Robert Brown writes:
> drieux writes:
> > the alternative of course is the simpler problem of
> > permissions, and that the web-server can not actually
> > read the file. Do you have a piece of test code that
> > merely opens and reads it?
I have a very simple utility -- actually a debug tool I wrote over a
year ago -- that likewise no longer works:
#!/usr/bin/perl
# get_dbm_record.pl <filename> <key> -- output data for <key> on stdout
$filename = shift;
$key = shift;
dbmopen(DBM, $filename, undef) || die "cannot open $filename: $!";
$record = $DBM{$key};
print $record;
Here is the file I am trying to read:
# ls -l login.db
-rwxrwxrwx 1 apache apache 12288 Aug 26 08:12 login.db
(I even did a chmod 777 on it so perms could not be the problem)

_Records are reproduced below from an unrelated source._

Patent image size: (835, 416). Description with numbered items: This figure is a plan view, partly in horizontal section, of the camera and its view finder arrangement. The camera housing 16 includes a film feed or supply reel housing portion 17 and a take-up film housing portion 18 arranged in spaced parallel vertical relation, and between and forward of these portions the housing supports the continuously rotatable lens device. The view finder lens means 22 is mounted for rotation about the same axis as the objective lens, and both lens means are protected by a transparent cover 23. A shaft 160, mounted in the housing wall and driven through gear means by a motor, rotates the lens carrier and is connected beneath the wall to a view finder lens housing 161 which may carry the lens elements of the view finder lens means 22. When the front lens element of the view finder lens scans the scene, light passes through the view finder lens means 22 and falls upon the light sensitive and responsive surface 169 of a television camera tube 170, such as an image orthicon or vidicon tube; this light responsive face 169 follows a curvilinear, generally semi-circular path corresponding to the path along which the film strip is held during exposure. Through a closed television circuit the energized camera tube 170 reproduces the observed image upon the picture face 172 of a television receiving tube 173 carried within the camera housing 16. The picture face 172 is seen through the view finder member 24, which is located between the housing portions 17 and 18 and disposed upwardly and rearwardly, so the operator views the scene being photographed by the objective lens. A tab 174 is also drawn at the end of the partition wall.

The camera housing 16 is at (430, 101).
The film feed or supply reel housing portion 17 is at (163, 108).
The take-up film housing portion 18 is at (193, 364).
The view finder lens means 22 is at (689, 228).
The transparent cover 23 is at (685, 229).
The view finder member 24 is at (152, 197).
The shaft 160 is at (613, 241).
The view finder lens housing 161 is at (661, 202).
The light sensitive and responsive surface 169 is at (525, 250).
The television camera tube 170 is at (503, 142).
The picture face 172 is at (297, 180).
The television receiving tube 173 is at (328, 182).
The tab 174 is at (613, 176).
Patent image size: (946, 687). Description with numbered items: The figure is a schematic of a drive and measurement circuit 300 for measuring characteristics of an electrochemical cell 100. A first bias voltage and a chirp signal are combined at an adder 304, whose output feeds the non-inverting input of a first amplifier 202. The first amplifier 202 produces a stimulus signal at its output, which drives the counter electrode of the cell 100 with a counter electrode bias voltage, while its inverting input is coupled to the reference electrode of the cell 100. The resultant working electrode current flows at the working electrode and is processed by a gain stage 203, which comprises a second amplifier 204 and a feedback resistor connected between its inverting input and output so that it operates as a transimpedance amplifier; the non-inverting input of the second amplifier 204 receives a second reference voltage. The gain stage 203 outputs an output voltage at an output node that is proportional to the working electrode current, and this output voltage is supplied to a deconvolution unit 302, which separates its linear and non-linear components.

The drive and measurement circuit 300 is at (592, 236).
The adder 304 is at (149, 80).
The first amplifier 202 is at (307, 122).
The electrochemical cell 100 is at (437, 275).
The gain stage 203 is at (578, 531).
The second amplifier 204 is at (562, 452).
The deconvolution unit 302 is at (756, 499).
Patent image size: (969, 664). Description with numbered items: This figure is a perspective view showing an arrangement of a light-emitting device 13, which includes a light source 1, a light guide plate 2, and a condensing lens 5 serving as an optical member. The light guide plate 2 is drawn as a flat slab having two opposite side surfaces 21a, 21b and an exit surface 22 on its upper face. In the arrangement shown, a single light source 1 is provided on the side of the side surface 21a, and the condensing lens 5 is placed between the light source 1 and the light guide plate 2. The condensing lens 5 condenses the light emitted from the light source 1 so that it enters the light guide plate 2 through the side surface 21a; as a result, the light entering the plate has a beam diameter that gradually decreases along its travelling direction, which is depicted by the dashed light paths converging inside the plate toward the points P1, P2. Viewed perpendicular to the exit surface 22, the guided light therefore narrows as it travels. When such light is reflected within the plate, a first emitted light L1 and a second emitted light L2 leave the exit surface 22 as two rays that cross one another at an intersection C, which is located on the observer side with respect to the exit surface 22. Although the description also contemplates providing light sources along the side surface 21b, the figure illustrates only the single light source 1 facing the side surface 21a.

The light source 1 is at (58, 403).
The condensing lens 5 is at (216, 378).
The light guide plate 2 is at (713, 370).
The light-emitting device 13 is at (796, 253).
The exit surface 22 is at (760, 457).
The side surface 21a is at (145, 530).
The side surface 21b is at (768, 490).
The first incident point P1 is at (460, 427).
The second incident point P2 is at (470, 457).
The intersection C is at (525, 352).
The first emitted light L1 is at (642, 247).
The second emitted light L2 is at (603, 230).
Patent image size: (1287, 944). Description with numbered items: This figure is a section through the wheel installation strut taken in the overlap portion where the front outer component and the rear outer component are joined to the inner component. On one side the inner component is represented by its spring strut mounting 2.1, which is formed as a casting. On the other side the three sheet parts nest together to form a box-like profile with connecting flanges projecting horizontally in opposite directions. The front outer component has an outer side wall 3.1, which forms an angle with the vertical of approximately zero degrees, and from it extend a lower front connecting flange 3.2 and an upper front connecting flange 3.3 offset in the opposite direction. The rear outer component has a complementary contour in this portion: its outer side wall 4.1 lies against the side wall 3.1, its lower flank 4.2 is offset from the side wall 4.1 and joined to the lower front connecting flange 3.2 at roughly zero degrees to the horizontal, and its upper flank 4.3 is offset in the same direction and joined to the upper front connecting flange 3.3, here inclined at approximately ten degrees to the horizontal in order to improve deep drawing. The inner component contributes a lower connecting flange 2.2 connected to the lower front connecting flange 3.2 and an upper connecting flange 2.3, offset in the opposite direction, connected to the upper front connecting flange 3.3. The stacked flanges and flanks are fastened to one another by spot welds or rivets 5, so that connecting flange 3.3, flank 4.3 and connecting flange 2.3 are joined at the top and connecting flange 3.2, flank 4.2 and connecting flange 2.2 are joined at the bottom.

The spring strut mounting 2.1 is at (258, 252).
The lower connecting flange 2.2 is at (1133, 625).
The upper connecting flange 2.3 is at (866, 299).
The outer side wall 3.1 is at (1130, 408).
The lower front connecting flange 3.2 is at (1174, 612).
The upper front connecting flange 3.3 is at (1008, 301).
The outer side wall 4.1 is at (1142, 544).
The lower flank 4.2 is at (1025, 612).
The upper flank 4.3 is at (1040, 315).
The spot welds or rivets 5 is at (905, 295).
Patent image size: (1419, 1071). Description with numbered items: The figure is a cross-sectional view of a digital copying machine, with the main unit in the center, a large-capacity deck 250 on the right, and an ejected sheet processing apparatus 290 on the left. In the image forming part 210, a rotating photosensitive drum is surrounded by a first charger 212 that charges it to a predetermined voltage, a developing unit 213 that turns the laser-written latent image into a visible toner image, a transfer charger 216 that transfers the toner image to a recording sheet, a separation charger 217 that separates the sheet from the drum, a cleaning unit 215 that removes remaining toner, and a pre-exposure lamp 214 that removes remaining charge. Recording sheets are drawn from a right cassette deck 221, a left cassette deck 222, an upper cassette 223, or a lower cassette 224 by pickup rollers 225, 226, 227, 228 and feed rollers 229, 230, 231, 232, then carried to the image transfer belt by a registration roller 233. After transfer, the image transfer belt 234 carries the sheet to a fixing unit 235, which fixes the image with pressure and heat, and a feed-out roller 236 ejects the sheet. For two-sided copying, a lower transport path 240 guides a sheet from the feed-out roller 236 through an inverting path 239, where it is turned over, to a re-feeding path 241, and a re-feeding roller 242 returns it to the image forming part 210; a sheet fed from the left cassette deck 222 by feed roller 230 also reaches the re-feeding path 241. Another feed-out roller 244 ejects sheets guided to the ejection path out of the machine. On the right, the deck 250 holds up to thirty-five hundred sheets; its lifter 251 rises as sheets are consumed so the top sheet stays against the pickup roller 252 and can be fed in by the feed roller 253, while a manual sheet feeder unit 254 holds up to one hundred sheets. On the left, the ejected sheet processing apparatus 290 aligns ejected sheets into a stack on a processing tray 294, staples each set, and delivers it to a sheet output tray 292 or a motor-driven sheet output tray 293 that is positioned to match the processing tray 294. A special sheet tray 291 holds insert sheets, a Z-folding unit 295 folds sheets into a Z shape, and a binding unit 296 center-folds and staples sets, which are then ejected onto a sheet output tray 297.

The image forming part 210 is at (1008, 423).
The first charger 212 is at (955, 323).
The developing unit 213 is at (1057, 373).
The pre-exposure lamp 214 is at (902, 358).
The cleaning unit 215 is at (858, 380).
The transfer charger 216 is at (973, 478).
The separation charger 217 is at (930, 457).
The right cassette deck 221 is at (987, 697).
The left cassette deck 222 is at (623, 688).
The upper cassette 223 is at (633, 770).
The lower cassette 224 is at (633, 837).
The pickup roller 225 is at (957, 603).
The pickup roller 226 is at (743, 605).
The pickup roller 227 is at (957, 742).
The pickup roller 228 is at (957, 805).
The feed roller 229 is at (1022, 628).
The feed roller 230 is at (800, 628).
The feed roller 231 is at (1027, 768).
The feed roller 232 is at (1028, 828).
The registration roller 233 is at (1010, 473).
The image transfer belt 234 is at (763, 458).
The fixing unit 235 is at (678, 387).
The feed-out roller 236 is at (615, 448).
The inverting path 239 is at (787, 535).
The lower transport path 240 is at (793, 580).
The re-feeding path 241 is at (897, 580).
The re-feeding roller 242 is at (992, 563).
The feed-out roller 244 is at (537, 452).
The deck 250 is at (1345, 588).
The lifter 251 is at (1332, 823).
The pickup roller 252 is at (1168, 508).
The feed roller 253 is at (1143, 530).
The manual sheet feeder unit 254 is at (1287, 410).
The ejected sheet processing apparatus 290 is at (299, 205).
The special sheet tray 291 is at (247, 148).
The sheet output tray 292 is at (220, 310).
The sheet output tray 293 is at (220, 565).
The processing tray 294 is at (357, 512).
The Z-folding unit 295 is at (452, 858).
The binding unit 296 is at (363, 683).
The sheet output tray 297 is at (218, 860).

This is what happens when I try to run this little script:
# get_dbm_record.pl login.db "rj"
cannot open login.db: at /bin/get_dbm_record.pl line 8.
BTW line 8 is:
dbmopen(DBM, $filename, undef) || die "cannot open $filename: $!";
So it is not a case of a key that does not exist.
The "improvement squad" in perl-land just broke dbmopen(); there is no
nicer way to put it. If they wanted a better way to do it, fine, but
please do not break legacy stuff just because a more elegant way comes
along. Add the elegance, but keep the stuff people are already
depending on in production code. Don't gratuitously break stuff that
has worked for years!
I have no idea how many perl scripts have been broken by this little
"improvement". I can only fix them as they come to light. But I
cannot even fix them if I do not have another way to make it work.